What a cold bath is July 5th. (Except for Mom. Happy birthday, Mom!) I spent all day yesterday lounging about a lake and drinking Coronas, arguably the most American beer. Freedom seemed another word for nothing left to do, and America seemed poised in the catbird seat of history. Just one day later I am back to work, and the catbird seats seems more like a chair with an actual cat and a bird in it—in a word, discomfiting. Today is Friday, and reality intrudes. Won’t you pause to remember the fireworks, then return to packing your child’s finger in ice with me?
Remember when that nerd spy told us how the government was monitoring our phone calls and then disappeared? Isolate how you feel about that, then comparing it to how you feel about the post office photographing your mail. Leslie James Pickering learned he was the subject of a mail cover when his mailman accidentally delivered to his house the card instructing postal workers to show all his mail to a supervisor for documentation. Now we have MICT, which operatively applied a mail cover to everyone in the United States. Is this disturbing news? Yes. It is also vaguely comical in light of cell phone and email surveillance? Yup. Now the federal government knows I pay my rent and, one time, my mother sent a postcard from France.
Much like the NSA, MICT collects only metadata. And what could the government learn about our personal lives from that? Miracle Mike Sebba sent me this link to the amazing Immersion, an MIT project that takes uses metadata from your Gmail account to show you pretty much all of your business, social and family networks. There’s a bit of a wait, but mine was worth it. It’s weird that I posted a map of my personal contacts to my blog, isn’t it? Now show that information about your own life to a lady who works at the DMV.
I guess by “show” I mean “do nothing while other people look.” It doesn’t take much to get a federal employee to read your Twitter feed. All you really need to do is talk about your workout routine on Facebook. “Exercise” is one of the many flag words identified in the Analyst’s Desktop Binder, a document that tells DHS employees how to wield their awesome powers of surveillance. Pages 20 and 21 of the Binder offer a list of keywords that will make the government look at you, however briefly, and they range from “agro terror” to “sick.” “My kid is sick” will bring a concerned analyst into your American life. “My kid is sick of agro terror” will probably attract two.
The collision of the theoretical and the real is terrifying. Or it’s weird and kind of funny, as Grantland’s Masked Man reports in his analysis of one of the greatest wrestling shoots of all time. Props to Ben al-Fowlkes for the link. A shoot is a pro wrestling match that turns into a real fight, or anything real that intrudes on the scripted world of wrestling generally. Example: Antonio Inoke becomes frustrated with the lackadaisical performance of The Great Antonio (no relation) and kicks him into unconsciousness. Also, The Great Antonio was a crazy person, apparently.
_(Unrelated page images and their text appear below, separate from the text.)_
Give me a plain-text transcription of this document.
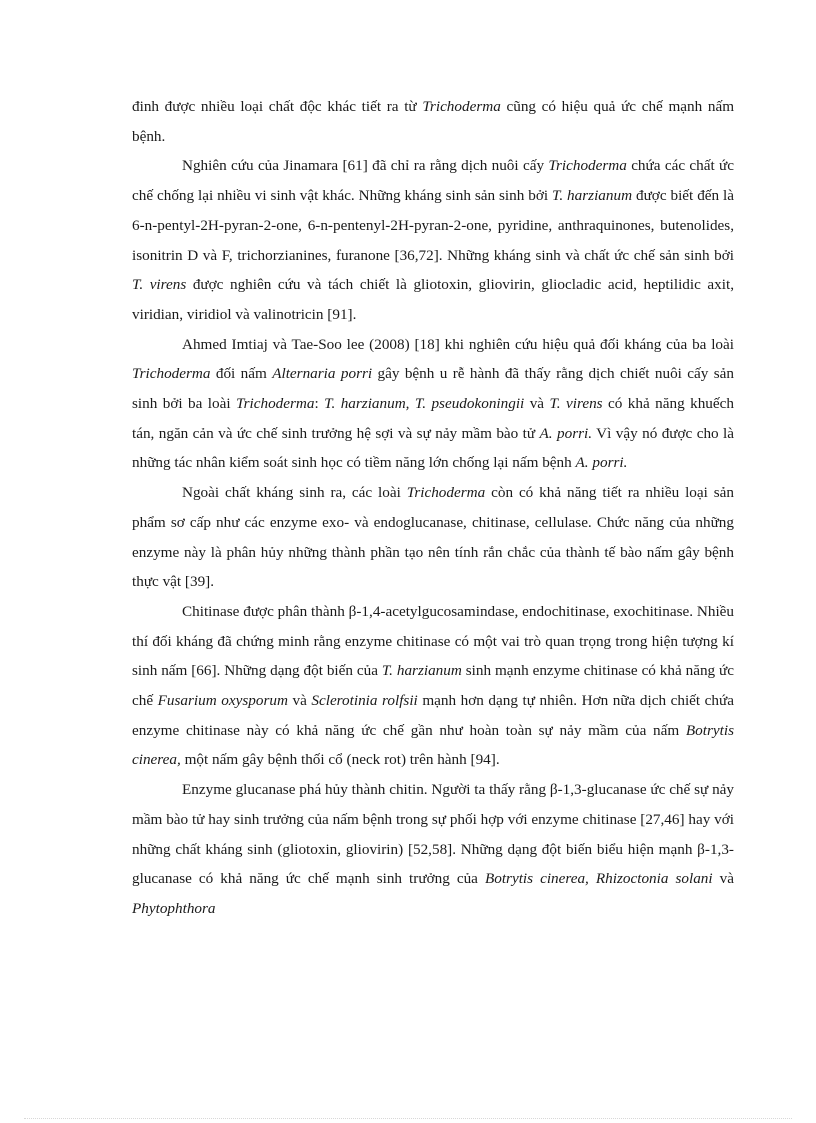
đinh được nhiều loại chất độc khác tiết ra từ Trichoderma cũng có hiệu quả ức chế mạnh nấm bệnh.

Nghiên cứu của Jinamara [61] đã chỉ ra rằng dịch nuôi cấy Trichoderma chứa các chất ức chế chống lại nhiều vi sinh vật khác. Những kháng sinh sản sinh bởi T. harzianum được biết đến là 6-n-pentyl-2H-pyran-2-one, 6-n-pentenyl-2H-pyran-2-one, pyridine, anthraquinones, butenolides, isonitrin D và F, trichorzianines, furanone [36,72]. Những kháng sinh và chất ức chế sản sinh bởi T. virens được nghiên cứu và tách chiết là gliotoxin, gliovirin, gliocladic acid, heptilidic axit, viridian, viridiol và valinotricin [91].

Ahmed Imtiaj và Tae-Soo lee (2008) [18] khi nghiên cứu hiệu quả đối kháng của ba loài Trichoderma đối nấm Alternaria porri gây bệnh u rễ hành đã thấy rằng dịch chiết nuôi cấy sản sinh bởi ba loài Trichoderma: T. harzianum, T. pseudokoningii và T. virens có khả năng khuếch tán, ngăn cản và ức chế sinh trưởng hệ sợi và sự nảy mầm bào tử A. porri. Vì vậy nó được cho là những tác nhân kiểm soát sinh học có tiềm năng lớn chống lại nấm bệnh A. porri.

Ngoài chất kháng sinh ra, các loài Trichoderma còn có khả năng tiết ra nhiều loại sản phẩm sơ cấp như các enzyme exo- và endoglucanase, chitinase, cellulase. Chức năng của những enzyme này là phân hủy những thành phần tạo nên tính rắn chắc của thành tế bào nấm gây bệnh thực vật [39].

Chitinase được phân thành β-1,4-acetylgucosamindase, endochitinase, exochitinase. Nhiều thí đối kháng đã chứng minh rằng enzyme chitinase có một vai trò quan trọng trong hiện tượng kí sinh nấm [66]. Những dạng đột biến của T. harzianum sinh mạnh enzyme chitinase có khả năng ức chế Fusarium oxysporum và Sclerotinia rolfsii mạnh hơn dạng tự nhiên. Hơn nữa dịch chiết chứa enzyme chitinase này có khả năng ức chế gần như hoàn toàn sự nảy mầm của nấm Botrytis cinerea, một nấm gây bệnh thối cổ (neck rot) trên hành [94].

Enzyme glucanase phá hủy thành chitin. Người ta thấy rằng β-1,3-glucanase ức chế sự nảy mầm bào tử hay sinh trưởng của nấm bệnh trong sự phối hợp với enzyme chitinase [27,46] hay với những chất kháng sinh (gliotoxin, gliovirin) [52,58]. Những dạng đột biến biểu hiện mạnh β-1,3-glucanase có khả năng ức chế mạnh sinh trưởng của Botrytis cinerea, Rhizoctonia solani và Phytophthora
Meanwhile, the Chris Weidman hype train hurtles toward Anderson Silvaville, population knockouts. The internet has convinced itself that a Weidman upset is somehow inevitable—so much so that 24 hours before the fight, the question of a rematch is perhaps the most prominent story. If you never watch the UFC, consider watching it this weekend. Silva is probably the greatest mixed martial artist of all time, and certainly the best heavyweight alive. He has never been beaten in the UFC, but he is also aging and eccentric. Something weird is going to happen this weekend, if only because collective internet fantasy has made the most likely outcome—Silva punches Weidman in the head in a way that causes him to lose consciousness—seem weird. Reality intrudes, but it surprises nonetheless. Either that or Weidman will win and I’ll look like a jerk. Surprise!